Ветер дул ей в спину. Она спускалась с горы по круто уходящей вниз дороге, судорожно сжимая в правой руке ручку полупустого, истрепанного фибрового чемодана, подаренного ей женой учителя. По ее щекам текли слезы, у нее не было носового платка, и она вытирала их ладонью. Сколько раз ходила она по этой дороге, от их обветшавшего домишки вниз, в деревню, восемь лет в школу, последний год, чтобы сделать небольшие покупки или выполнить какое-нибудь поручение, по воскресеньям — к мессе. Она бы с удовольствием научилась шить, в деревне жила портниха, готовая взять ее в ученицы. Но родители считали, этим денег не заработаешь, она, хоть и маленькая, но цепкая и выносливая, так что из нее можно выжать и побольше. После окончания восьмилетней народной школы она, спускаясь в деревню, каждый раз проходила мимо дома портнихи и смотрела, как ученицы за стеклами окон работают иглой, она могла бы быть сейчас на их месте. Заставляя себя идти дальше, она ощущала в желудке пустоту, а рот переполнялся слюной, хотя есть совсем не хотелось. Цепкость и выносливость не принесли ей ничего, кроме работы батрачки, вместе с родителями она ходила помогать богатым крестьянам убирать урожай. Платили ей гораздо меньше, чем родителям, а вина, разбавленного водой, она не любила. В их маленьком домике, с примыкавшим к нему каменистым картофельным полем, с немногочисленным тощим скотом, для нее не было работы, которая могла бы дать заработок. Младшие братья не нуждались больше в ее присмотре и тяготились им. Хотя никто не говорил об этом вслух, но Агнес знала: все ждут, когда она наконец уйдет из дома, найдет себе место и не будет каждый день садиться за стол вместе с остальными. Место объявилось совершенно неожиданно. Знакомый торговец прочел в местной газете, что для ведения хозяйства на одной венской вилле требуется честная, здоровая деревенская девушка, годится и не имеющая опыта работы. На запрос Агнес, написанный каллиграфическим почерком, был получен положительный ответ, ей прислали деньги на дорогу, предложили неплохое жалованье. Выходной — каждое второе воскресенье месяца.

Мать сказала, что не стоит сразу же снова приезжать, чтобы навестить их, это себя не окупит, а тоска по дому скоро пройдет.

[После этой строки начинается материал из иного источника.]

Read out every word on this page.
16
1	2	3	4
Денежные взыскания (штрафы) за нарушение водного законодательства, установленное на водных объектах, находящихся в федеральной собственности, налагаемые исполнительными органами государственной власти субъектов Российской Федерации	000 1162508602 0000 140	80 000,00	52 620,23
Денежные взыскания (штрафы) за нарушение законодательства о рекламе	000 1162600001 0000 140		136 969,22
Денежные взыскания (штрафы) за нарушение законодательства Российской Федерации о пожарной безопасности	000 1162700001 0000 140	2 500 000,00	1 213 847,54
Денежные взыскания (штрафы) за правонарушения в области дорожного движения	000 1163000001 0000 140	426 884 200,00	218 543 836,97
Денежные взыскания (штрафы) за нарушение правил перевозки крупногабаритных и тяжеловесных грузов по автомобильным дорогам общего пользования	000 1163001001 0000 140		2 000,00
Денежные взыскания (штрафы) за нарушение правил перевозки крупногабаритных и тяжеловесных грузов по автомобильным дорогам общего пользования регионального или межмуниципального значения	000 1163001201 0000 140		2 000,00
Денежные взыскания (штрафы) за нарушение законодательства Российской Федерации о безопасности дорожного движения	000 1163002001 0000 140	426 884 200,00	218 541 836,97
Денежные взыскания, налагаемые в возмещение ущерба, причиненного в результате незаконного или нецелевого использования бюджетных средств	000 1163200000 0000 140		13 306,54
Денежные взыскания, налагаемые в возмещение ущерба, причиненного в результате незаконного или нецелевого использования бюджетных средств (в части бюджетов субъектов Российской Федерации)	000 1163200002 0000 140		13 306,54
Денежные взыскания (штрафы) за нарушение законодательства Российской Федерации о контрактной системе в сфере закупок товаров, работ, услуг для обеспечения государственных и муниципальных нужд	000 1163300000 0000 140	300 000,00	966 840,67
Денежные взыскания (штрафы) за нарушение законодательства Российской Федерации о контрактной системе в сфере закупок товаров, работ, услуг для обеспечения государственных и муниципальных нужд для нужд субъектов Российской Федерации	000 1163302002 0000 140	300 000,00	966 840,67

На краю луга цвел темно-фиолетовый клевер, в этот июльский день пшеница, уже довольно высокая и прямая, почти не гнулась под ветром. Агнес не шла, а, скорее, ковыляла в непривычных, тоже отданных ей из милости высоких ботинках со шнуровкой, по пути она впервые осознанно смотрела на то, что она сейчас покидала. Она впитывала в себя краски и запахи, любовалась небесным простором, ей открылась вдруг вся мощь деревенского лета. Остановившись, она наблюдала — такого с ней раньше никогда не бывало — причудливые прыжки саранчи, крутое пикирование стрижа. Она слышала сухой шорох, с которым корова терлась об изгородь, глухие звуки, сопровождавшие сбор репы на ближнем подворье. Испугавшись, что может упустить крестьянина, обещавшего взять ее с собой на вокзал, она побежала и тут же снова замедлила шаг, сделать это заставила ее неведомая ранее грусть. Чтобы развеселиться, она стала помахивать чемоданом, напевая при этом. На беду непривычный для нее чемодан запутался в ногах, Агнес упала. Она не ощутила боли, только царапающее касание мелких камешков у щеки, но, несмотря на это, не сразу встала на ноги. Короткая трава, щекочущая нос, пыль, забравшаяся под ногти, жесткая выпуклость дороги с глубокими колеями пробудили в ней желание просто остаться лежать здесь, чтобы заснуть и проснуться снова на соломенном матраце своей узкой кровати. Когда же она все-таки пошла дальше, с серыми пятнами на темной юбке, неведомые ей ранее чувства отступили на задний план. С выражением упрямства и смутной гордости от сознания того, что скоро она не будет больше бесполезным едоком, Агнес вытащила из жакета ломоть хлеба с желтоватым шпиком, который мать дала ей с собой в дорогу, и откусила кусок. Когда она села на телегу крестьянина, в кармане у нее лежали только деньги на билет и несколько колосков, машинально сорванных по пути. Агнес предстояло вернуться сюда лишь для того, чтобы увидеть смерть своих родителей и одного из братьев. Запах же колосьев, которые она потихонечку растирала между пальцами во время поездки на поезде, не оставит ее до конца дней.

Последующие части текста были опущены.